Review: Epic Mickey 2: The Power of Two (PlayStation 3)
Epic Mickey 2: The Power of Two is the follow up to the successful Wii-exclusive Epic Mickey which made waves for its nostalgic excellence.
Now the barrier of one-console release has subsided for the sequel, the series has burst back onto the scenes in glorious high definition and along with new character, Oswald, at the helm.
But how epic is Epic Mickey 2: The Power of Two? And is it epic enough?
Epic Mickey 2: The Power of Two is a mixed bag of gaming treats. The story is fairly simple as one would expect from a Disney storyline; The Mad Doctor has seen the errors of his ways from the evil deeds he committed in the first game and is back to help out Oswald repair the damage caused by recent earthquakes.
Gus the Gremlin figures something’s up and enlists the help of Mickey Mouse who once again wields his magic paint and thinner. Together, Mickey and Oswald go about and help out the Disney world with the earthquakes.
For those who haven’t played the first game, prepare to be confused but charmed by the story. There’s plenty of singing and dancing and colourful Disney references throughout the game which might just mask the story’s simplicity. The writing isn’t anything to be excited about; most of the game involves the characters being suspicious of someone but getting on with the job anyway.
Epic Mickey 2: The Power of Two takes its name from the fact that both Mickey and Oswald progress through the game together. Players must use both to solve puzzles — Mickey has the magic brush and Oswald has a remote control that does various things — and a second player can jump in and take the role of Oswald at anytime.

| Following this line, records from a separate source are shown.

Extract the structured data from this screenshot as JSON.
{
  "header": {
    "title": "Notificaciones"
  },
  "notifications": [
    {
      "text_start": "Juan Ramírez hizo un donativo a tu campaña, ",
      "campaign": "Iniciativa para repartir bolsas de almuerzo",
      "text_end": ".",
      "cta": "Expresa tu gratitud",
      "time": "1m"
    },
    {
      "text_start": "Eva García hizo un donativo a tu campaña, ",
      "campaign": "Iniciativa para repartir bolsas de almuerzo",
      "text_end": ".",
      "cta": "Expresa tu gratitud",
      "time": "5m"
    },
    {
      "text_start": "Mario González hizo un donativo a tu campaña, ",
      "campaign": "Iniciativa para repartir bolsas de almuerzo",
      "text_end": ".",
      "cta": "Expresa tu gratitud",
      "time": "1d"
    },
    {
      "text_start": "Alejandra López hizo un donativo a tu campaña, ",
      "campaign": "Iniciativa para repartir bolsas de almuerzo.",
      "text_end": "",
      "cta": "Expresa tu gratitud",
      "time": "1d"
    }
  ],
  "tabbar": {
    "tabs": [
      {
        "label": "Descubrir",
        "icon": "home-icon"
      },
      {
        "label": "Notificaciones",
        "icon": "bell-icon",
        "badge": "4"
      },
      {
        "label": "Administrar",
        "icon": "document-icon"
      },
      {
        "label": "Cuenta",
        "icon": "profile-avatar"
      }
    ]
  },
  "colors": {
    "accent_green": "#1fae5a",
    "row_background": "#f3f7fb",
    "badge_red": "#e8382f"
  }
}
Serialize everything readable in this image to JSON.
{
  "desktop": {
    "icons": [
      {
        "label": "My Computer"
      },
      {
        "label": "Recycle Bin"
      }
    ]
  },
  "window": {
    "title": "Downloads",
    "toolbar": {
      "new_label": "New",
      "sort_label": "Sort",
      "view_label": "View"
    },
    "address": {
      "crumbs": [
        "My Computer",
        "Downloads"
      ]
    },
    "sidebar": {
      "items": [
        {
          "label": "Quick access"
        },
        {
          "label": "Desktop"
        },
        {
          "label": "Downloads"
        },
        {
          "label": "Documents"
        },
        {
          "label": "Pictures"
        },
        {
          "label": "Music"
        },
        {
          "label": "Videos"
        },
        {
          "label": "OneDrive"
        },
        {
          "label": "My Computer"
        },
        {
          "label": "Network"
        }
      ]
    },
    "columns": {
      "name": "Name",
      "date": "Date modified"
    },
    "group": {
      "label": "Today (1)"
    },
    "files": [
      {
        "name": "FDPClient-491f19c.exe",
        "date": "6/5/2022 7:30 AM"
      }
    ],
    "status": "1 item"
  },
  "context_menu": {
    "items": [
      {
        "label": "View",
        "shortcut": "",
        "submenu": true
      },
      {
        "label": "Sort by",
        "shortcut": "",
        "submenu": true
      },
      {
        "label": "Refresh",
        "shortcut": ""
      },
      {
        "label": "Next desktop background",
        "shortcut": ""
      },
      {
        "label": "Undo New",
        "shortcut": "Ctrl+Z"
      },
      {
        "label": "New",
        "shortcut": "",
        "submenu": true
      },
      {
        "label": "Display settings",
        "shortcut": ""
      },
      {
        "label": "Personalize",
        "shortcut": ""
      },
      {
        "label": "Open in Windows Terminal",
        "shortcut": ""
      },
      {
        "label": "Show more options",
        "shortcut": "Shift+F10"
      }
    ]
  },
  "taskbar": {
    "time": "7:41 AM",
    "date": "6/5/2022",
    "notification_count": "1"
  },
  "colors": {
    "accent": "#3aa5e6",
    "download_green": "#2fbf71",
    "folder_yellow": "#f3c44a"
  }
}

Puzzles are simple and straight forward and do not require a huge amount of thought, but the game remains fun to play through. Most of the fun will be had by using Mickey’s paint to bring life to the toon world once again. It feels fun and in some places the puzzles around the paint and thinner mechanic are actually pretty good.
The two player mechanic is cumbersome when the second player is the CPU. Most boss battles will have Mickey and Oswald working together with their own abilities required to defeat the boss. This is a great idea in theory, in practise — at least with the CPU as your wingman — is slow, frustrating and poorly executed as you miss many opportunities to attack as you wait for the CPU to get its act together and stop standing in the corner.
The overall style of Epic Mickey 2: The Power of Two has been heavily borrowed from games like The Legend of Zelda and a whole host of generic platformers. Mickey’s movements feel a little loose such is the case with many licensed games, and the pre-rendered indoor environments feel like a bit of a cop out for a game with all the resources of the world behind it.
That said, the game serves Disney fans extremely well. Characters from long ago return and there’s a few new ones littered around that didn’t appear in the first game. Some might feel the nostalgia has worn off a little bit from the original, but fans of the world of Disney will be very satisfied.